IX. Provisioning requirements
(a) Lenders that sign the ICA within 30 days: For such lenders, after implementation, the provision will be the higher of the provisions as per the existing income recognition and asset classification (“IRAC”) norms prior to implementation or 10% of the total residual debt (including debt securities).
(b) Lenders that don’t sign the ICA within 30 days: For such lenders, after the expiry of 30 days, the provision will be the higher of the provisions as per the existing IRAC norms or 20% of the total debt in their books (i.e. the carrying debt). Further, as a greater disincentive, if an implementation lapses because the ICA signing thresholds are not met, then the Lending Institution which agrees to sign the ICA within 30 days but actually does not do so, shall be required to hold 20% provisioning on the carrying debt.
(c) June 7 provisions: Any additional provisions maintained under the requirements of the June 7 Framework may be reversed upon invocation of the resolution process under the Covid Resolution Framework.
(d) Reversal of provisioning by ICA signatories: The provisions maintained by ICA signatories may be reversed in the following manner: (i) 50% upon repayment of 20% of the residual debt; and (ii) the balance 50%, upon repayment of additional 10% of the residual debt, without slipping into the NPA category in each case.
(e) Reversal of provisioning by non-ICA signatories: The provisions maintained by Lending Institutions that did not sign the ICA may be reversed in the following manner: (iii) 50% upon repayment of 20% of the carrying debt; and (iv) the balance 50%, upon repayment of additional 10% of the carrying debt, subject to IRAC provisions being maintained.
X. Post Implementation Default
If there is a default by the borrower with any ICA signatories during the “monitoring period”, it triggers a review period of 30 days. If the default continues at the end of the review period, the asset classification of the borrower with all Lending institutions, including those who did not sign the ICA, will be downgraded to NPA. The NPA downgrade will be from the date of implementation of the resolution plan or the date from which the borrower had been classified as NPA before implementation of the plan, whichever is earlier. The “monitoring period” is the period starting from the date of implementation of the resolution plan till the borrower pays 10% of the residual debt, subject to a minimum of one year from the commencement of the first payment of interest or principal (whichever is later) on the credit facility with longest period of moratorium.
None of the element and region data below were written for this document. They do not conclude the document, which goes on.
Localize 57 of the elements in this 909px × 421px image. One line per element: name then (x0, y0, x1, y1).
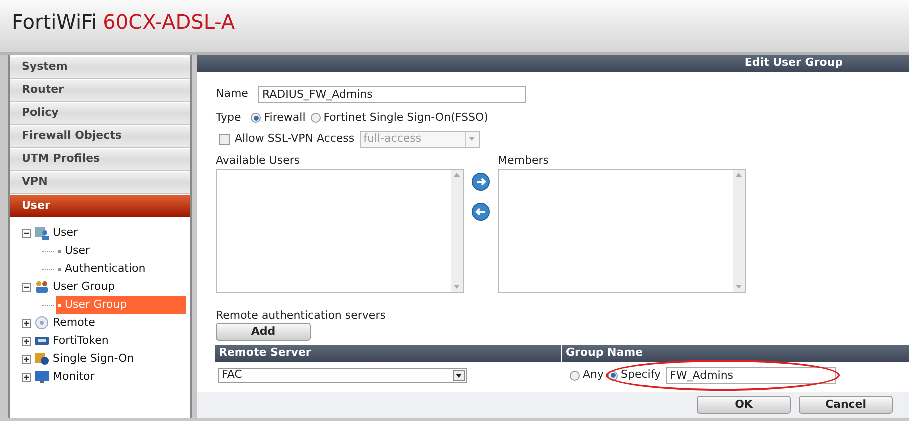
scrollbar[interactable] (733, 170, 745, 292)
menu-item[interactable]: VPN (10, 172, 190, 194)
tree-item[interactable]: Monitor (53, 368, 95, 386)
server-dropdown[interactable]: FAC (218, 368, 467, 383)
tree-item[interactable]: User Group (53, 278, 116, 296)
caret-icon (453, 370, 465, 381)
list-box[interactable] (216, 169, 464, 293)
menu-item[interactable]: Firewall Objects (10, 126, 190, 148)
token-icon (34, 334, 50, 348)
expander-icon[interactable] (22, 354, 31, 364)
tree-item[interactable]: Single Sign-On (53, 350, 134, 368)
section-label: Remote authentication servers (216, 308, 387, 322)
model-name: 60CX-ADSL-A (103, 9, 236, 36)
users-icon (34, 280, 50, 294)
expander-icon[interactable] (22, 336, 31, 346)
menu-item[interactable]: UTM Profiles (10, 149, 190, 171)
tree-item[interactable]: Authentication (56, 260, 146, 278)
field-label: Name (216, 86, 248, 102)
radio-option[interactable]: Specify (608, 367, 662, 384)
name-field[interactable]: RADIUS_FW_Admins (258, 86, 526, 102)
scroll-up-icon[interactable] (454, 173, 460, 177)
panel-title: Edit User Group (744, 55, 843, 72)
brand-name: FortiWiFi (12, 9, 98, 36)
scroll-up-icon[interactable] (736, 173, 742, 177)
menu-item[interactable]: User (10, 195, 190, 217)
column-header: Remote Server (215, 345, 562, 362)
add-button[interactable]: Add (216, 323, 311, 341)
expander-icon[interactable] (22, 318, 31, 328)
expander-icon[interactable] (22, 228, 31, 238)
field-label: Type (216, 110, 242, 126)
tree-item[interactable]: FortiToken (53, 332, 109, 350)
scrollbar[interactable] (451, 170, 463, 292)
arrow-button-icon[interactable] (472, 203, 490, 221)
scroll-down-icon[interactable] (454, 285, 460, 289)
list-box[interactable] (498, 169, 746, 293)
menu-item[interactable]: Router (10, 80, 190, 102)
expander-icon[interactable] (22, 282, 31, 292)
radio-option[interactable]: Firewall (251, 110, 306, 126)
menu-item[interactable]: System (10, 57, 190, 79)
expander-icon[interactable] (22, 372, 31, 382)
tree-item[interactable]: User (53, 224, 78, 242)
tree-item[interactable]: Remote (53, 314, 96, 332)
monitor-icon (34, 370, 50, 384)
group-name-field[interactable]: FW_Admins (666, 367, 836, 384)
radio-option[interactable]: Fortinet Single Sign-On(FSSO) (310, 110, 488, 126)
disc-icon (34, 316, 50, 330)
dialog-button[interactable]: OK (697, 396, 791, 414)
tree-item[interactable]: User (56, 242, 90, 260)
checkbox-label: Allow SSL-VPN Access (235, 130, 355, 147)
list-label: Members (498, 153, 550, 167)
scroll-down-icon[interactable] (736, 285, 742, 289)
menu-item[interactable]: Policy (10, 103, 190, 125)
list-label: Available Users (216, 153, 302, 167)
radio-option[interactable]: Any (570, 367, 604, 384)
arrow-button-icon[interactable] (472, 173, 490, 191)
dialog-button[interactable]: Cancel (799, 396, 893, 414)
column-header: Group Name (565, 345, 644, 362)
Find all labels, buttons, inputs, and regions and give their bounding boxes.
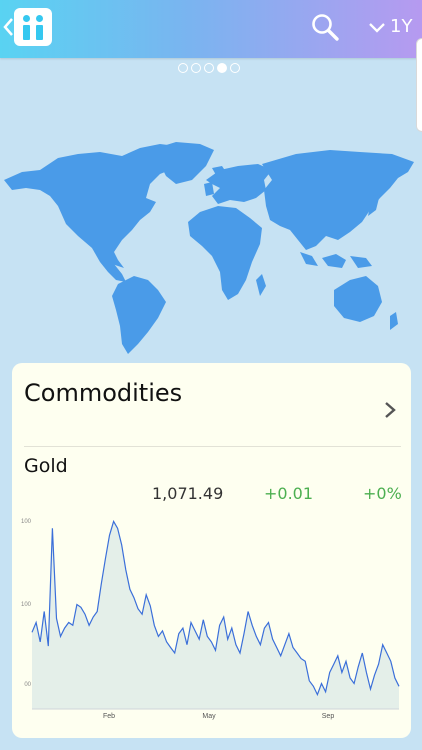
commodity-change-percent: +0% — [363, 484, 402, 503]
page-dot[interactable] — [230, 63, 240, 73]
price-chart[interactable]: 00 100 100 Feb May Sep — [12, 503, 411, 738]
divider — [24, 446, 401, 447]
commodities-card[interactable]: Commodities Gold 1,071.49 +0.01 +0% 00 10… — [12, 363, 411, 738]
chevron-down-icon — [369, 23, 385, 33]
price-area — [32, 521, 399, 709]
period-selector[interactable]: 1Y — [366, 14, 416, 40]
commodity-change: +0.01 — [264, 484, 314, 503]
card-open-button[interactable] — [382, 399, 398, 421]
ii-logo-icon[interactable] — [14, 8, 52, 46]
page-dot[interactable] — [191, 63, 201, 73]
side-panel-handle[interactable] — [416, 38, 422, 132]
period-label: 1Y — [390, 16, 413, 37]
commodity-price: 1,071.49 — [152, 484, 224, 503]
page-dot[interactable] — [178, 63, 188, 73]
world-map — [4, 142, 414, 354]
page-dot[interactable] — [204, 63, 214, 73]
chevron-right-icon — [385, 402, 396, 418]
chevron-left-icon — [3, 18, 13, 36]
commodity-name: Gold — [24, 455, 68, 477]
card-title: Commodities — [24, 379, 183, 407]
y-tick-label: 00 — [24, 682, 31, 688]
page-indicator — [178, 63, 240, 75]
y-tick-label: 100 — [21, 519, 32, 525]
search-icon — [312, 14, 339, 41]
search-button[interactable] — [310, 12, 340, 42]
x-tick-label: Sep — [322, 713, 335, 720]
x-tick-label: Feb — [103, 713, 115, 720]
app-header: 1Y — [0, 0, 422, 58]
back-button[interactable] — [2, 16, 14, 38]
x-tick-label: May — [202, 713, 216, 720]
page-dot-active[interactable] — [217, 63, 227, 73]
y-tick-label: 100 — [21, 602, 32, 608]
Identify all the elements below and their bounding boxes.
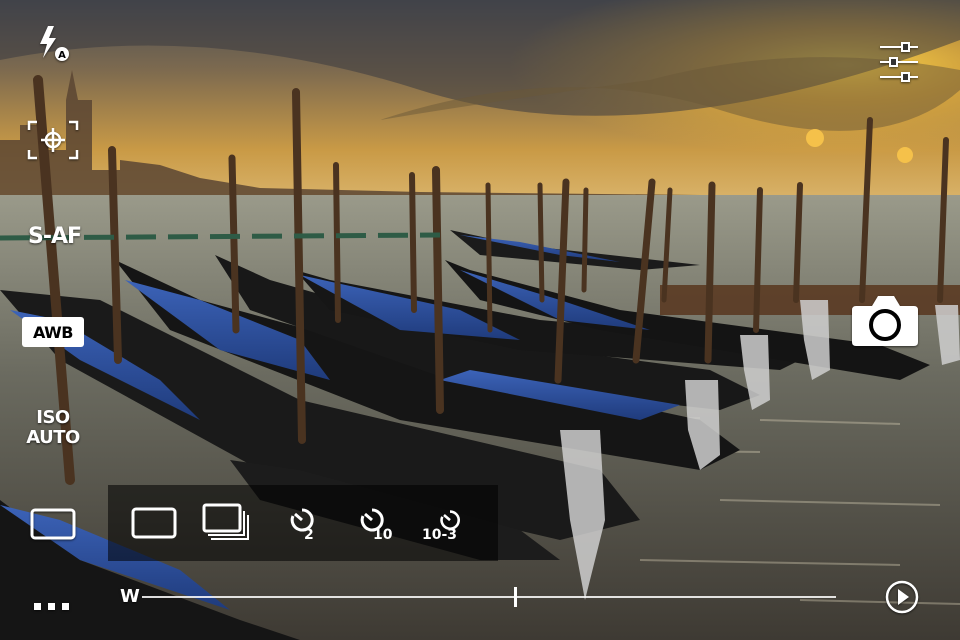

All lenders are required to make disclosures regarding details of accounts restructured under this Covid Resolution Framework in their quarterly and/ or half- yearly financial statements.
At a time when proceedings under the IBC have been suspended for defaults that take place between March 25, 2020 to September 24, 2020 (which can be extended upto another six months), the Covid Resolution Framework hopes to provide some respite to lenders and borrowers. While a one-time settlement scheme was most sought after, the RBI in its wisdom has decided against providing that flexibility to borrowers and lenders. However, the economic incentives (and disincentives) provided to the Lending Institutions coupled with a robust escrow mechanism for monitoring inflows and outflows should help mitigate some of the intercreditor issues plaguing restructurings under the June 7 Framework and give an impetus to lenders to effectively use this framework to restructure some of their debts. It would also be important for other financial sector regulators to extend co-operation in making this special package as broad- based and comprehensive as possible.